Llapingachos are seasoned fried potato pancakes stuffed with cheese and usually topped with a creamy peanut gravy, fried eggs and avocado. It's a traditional dish in Ecuador, which is where I horked them down some two dozen years ago; but that specific combination of flavors and textures is one I remember and think of often. It was truly delicious. This unassuming breakfast at Posa's, though obviously made of different ingredients, left me with that same happy feeling. It's a simple thing: when every ingredient works together to make something memorable.
But, back to modern times.

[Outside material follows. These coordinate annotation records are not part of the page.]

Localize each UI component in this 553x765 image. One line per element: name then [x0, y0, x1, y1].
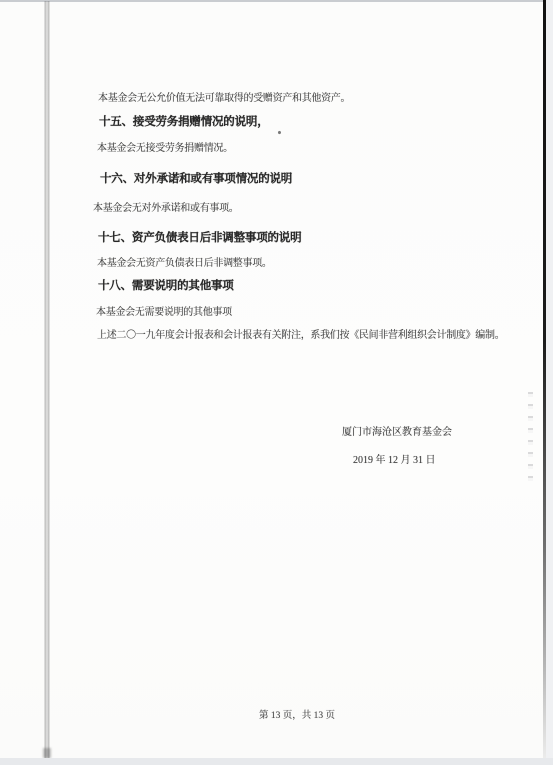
section-15-body: 本基金会无接受劳务捐赠情况。	[97, 143, 233, 155]
document-page: 本基金会无公允价值无法可靠取得的受赠资产和其他资产。 十五、接受劳务捐赠情况的说…	[0, 0, 546, 758]
scanned-document-image: 本基金会无公允价值无法可靠取得的受赠资产和其他资产。 十五、接受劳务捐赠情况的说…	[0, 0, 553, 765]
section-18-heading: 十八、需要说明的其他事项	[98, 280, 234, 293]
section-16-body: 本基金会无对外承诺和或有事项。	[93, 203, 239, 215]
organization-signature: 厦门市海沧区教育基金会	[342, 427, 452, 439]
section-18-body: 本基金会无需要说明的其他事项	[96, 307, 232, 319]
section-17-heading: 十七、资产负债表日后非调整事项的说明	[98, 232, 301, 245]
scan-artifact-speck	[278, 131, 282, 135]
bleedthrough-artifact	[528, 392, 533, 488]
page-number-footer: 第 13 页，共 13 页	[50, 711, 544, 722]
scanner-background-right	[546, 0, 553, 765]
intro-paragraph: 本基金会无公允价值无法可靠取得的受赠资产和其他资产。	[98, 93, 350, 105]
binding-fold-line	[44, 1, 50, 758]
binding-fold-line-tip	[43, 748, 51, 758]
scanner-background-bottom	[0, 758, 553, 765]
section-15-heading: 十五、接受劳务捐赠情况的说明，	[99, 116, 269, 129]
scan-top-edge-line	[0, 0, 553, 2]
closing-note: 上述二〇一九年度会计报表和会计报表有关附注，系我们按《民间非营利组织会计制度》编…	[97, 330, 504, 342]
section-17-body: 本基金会无资产负债表日后非调整事项。	[97, 258, 272, 270]
report-date: 2019 年 12 月 31 日	[353, 455, 436, 467]
section-16-heading: 十六、对外承诺和或有事项情况的说明	[100, 173, 292, 186]
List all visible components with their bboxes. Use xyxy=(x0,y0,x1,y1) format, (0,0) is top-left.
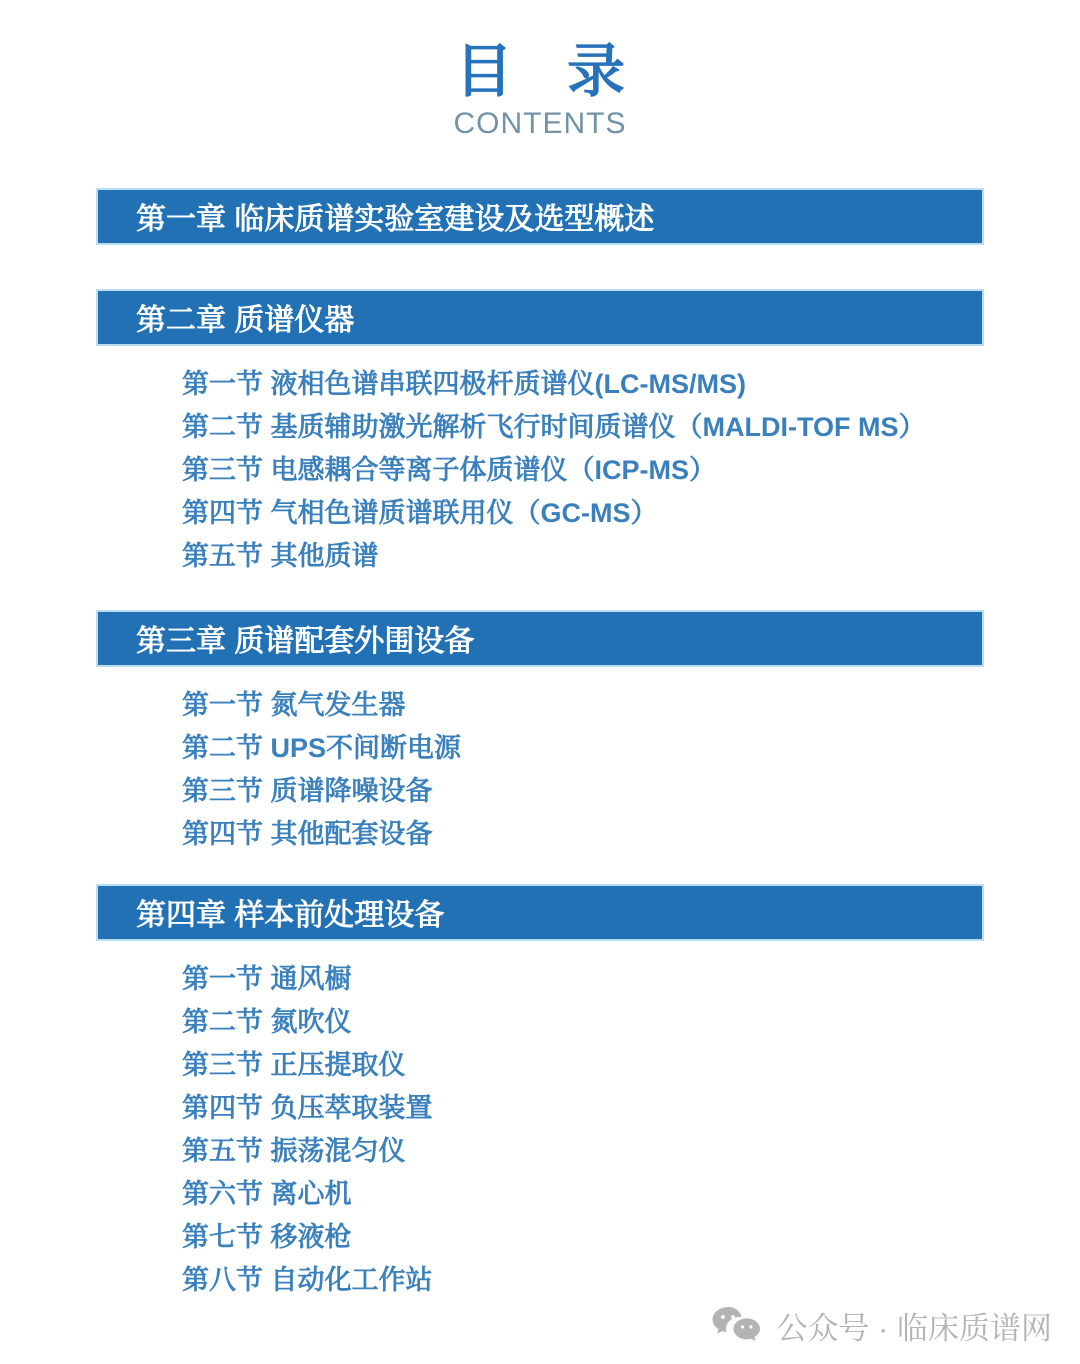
chapter-3-sections: 第一节 氮气发生器 第二节 UPS不间断电源 第三节 质谱降噪设备 第四节 其他… xyxy=(182,684,1080,856)
chapter-3: 第三章 质谱配套外围设备 第一节 氮气发生器 第二节 UPS不间断电源 第三节 … xyxy=(0,612,1080,856)
toc-section-item: 第二节 UPS不间断电源 xyxy=(182,727,1080,770)
page-title-char: 录 xyxy=(567,42,625,103)
page-title-char: 目 xyxy=(455,42,513,103)
toc-section-item: 第三节 电感耦合等离子体质谱仪（ICP-MS） xyxy=(182,449,1080,492)
toc-section-item: 第四节 负压萃取装置 xyxy=(182,1087,1080,1130)
chapter-1-header: 第一章 临床质谱实验室建设及选型概述 xyxy=(98,190,982,243)
toc-section-item: 第一节 氮气发生器 xyxy=(182,684,1080,727)
toc-section-item: 第一节 液相色谱串联四极杆质谱仪(LC-MS/MS) xyxy=(182,363,1080,406)
toc-section-item: 第四节 其他配套设备 xyxy=(182,813,1080,856)
chapter-4-sections: 第一节 通风橱 第二节 氮吹仪 第三节 正压提取仪 第四节 负压萃取装置 第五节… xyxy=(182,958,1080,1302)
toc-section-item: 第三节 正压提取仪 xyxy=(182,1044,1080,1087)
toc-section-item: 第八节 自动化工作站 xyxy=(182,1259,1080,1302)
chapter-3-header: 第三章 质谱配套外围设备 xyxy=(98,612,982,665)
toc-section-item: 第二节 基质辅助激光解析飞行时间质谱仪（MALDI-TOF MS） xyxy=(182,406,1080,449)
wechat-icon xyxy=(710,1305,762,1347)
toc-section-item: 第五节 振荡混匀仪 xyxy=(182,1130,1080,1173)
chapter-4-header: 第四章 样本前处理设备 xyxy=(98,886,982,939)
chapter-2-header: 第二章 质谱仪器 xyxy=(98,291,982,344)
toc-section-item: 第六节 离心机 xyxy=(182,1173,1080,1216)
toc-section-item: 第四节 气相色谱质谱联用仪（GC-MS） xyxy=(182,492,1080,535)
toc-page: 目 录 CONTENTS 第一章 临床质谱实验室建设及选型概述 第二章 质谱仪器… xyxy=(0,0,1080,1364)
watermark: 公众号 · 临床质谱网 xyxy=(710,1303,1052,1348)
toc-section-item: 第一节 通风橱 xyxy=(182,958,1080,1001)
toc-section-item: 第二节 氮吹仪 xyxy=(182,1001,1080,1044)
table-of-contents: 第一章 临床质谱实验室建设及选型概述 第二章 质谱仪器 第一节 液相色谱串联四极… xyxy=(0,190,1080,1302)
chapter-1: 第一章 临床质谱实验室建设及选型概述 xyxy=(0,190,1080,243)
chapter-2: 第二章 质谱仪器 第一节 液相色谱串联四极杆质谱仪(LC-MS/MS) 第二节 … xyxy=(0,291,1080,578)
page-title: 目 录 xyxy=(455,42,625,103)
chapter-2-sections: 第一节 液相色谱串联四极杆质谱仪(LC-MS/MS) 第二节 基质辅助激光解析飞… xyxy=(182,363,1080,578)
chapter-4: 第四章 样本前处理设备 第一节 通风橱 第二节 氮吹仪 第三节 正压提取仪 第四… xyxy=(0,886,1080,1302)
page-title-block: 目 录 CONTENTS xyxy=(0,0,1080,140)
watermark-text: 公众号 · 临床质谱网 xyxy=(776,1303,1052,1348)
toc-section-item: 第七节 移液枪 xyxy=(182,1216,1080,1259)
page-subtitle: CONTENTS xyxy=(454,107,627,140)
toc-section-item: 第五节 其他质谱 xyxy=(182,535,1080,578)
toc-section-item: 第三节 质谱降噪设备 xyxy=(182,770,1080,813)
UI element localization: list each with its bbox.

Posa's Zafarano is the same Posa's that has been cranking out tamales since 1955, marketed under the brand El Merendero. This tamales of this family-owned operation (also located at 1514 Rodeo Road, 820-7672) are so popular that during the busiest times of the year, it can make upwards of 14,000 per day. They are served at local restaurants and shipped across the country; probably more than a few leave New Mexico crammed in a carry-on. Posa's tamales are a little different than most, not so light and fluffy and with a little more heft. This comes from the use of fresh-ground corn versus the more processed masa harina, which also gives Posa's tamales that special flavor: the sweet of fresh corn.
At Posa's Zafarano, tamales can be ordered to go, hot or cold, fresh or frozen ($2.95 each, $14.75 per half-dozen or $27.95 per dozen). In addition to red chile pork, green chile chicken and green chile cheese, Posa's has made the effort to create vegan tamales, something you don't see often. I scooped up a frozen block of these green chile veggie tamales on my way out to see if they were as good at home as in the restaurant. I had to let it thaw for a couple of days before the little packages inside the bigger, tightly packed package came loose. Once they did, I simply popped a couple in the steamer, and out came tamales just as delicious as in the restaurant.
I now look forward to shopping, thanks to Posa's Zafarano. It's good food, fast. All day, every day.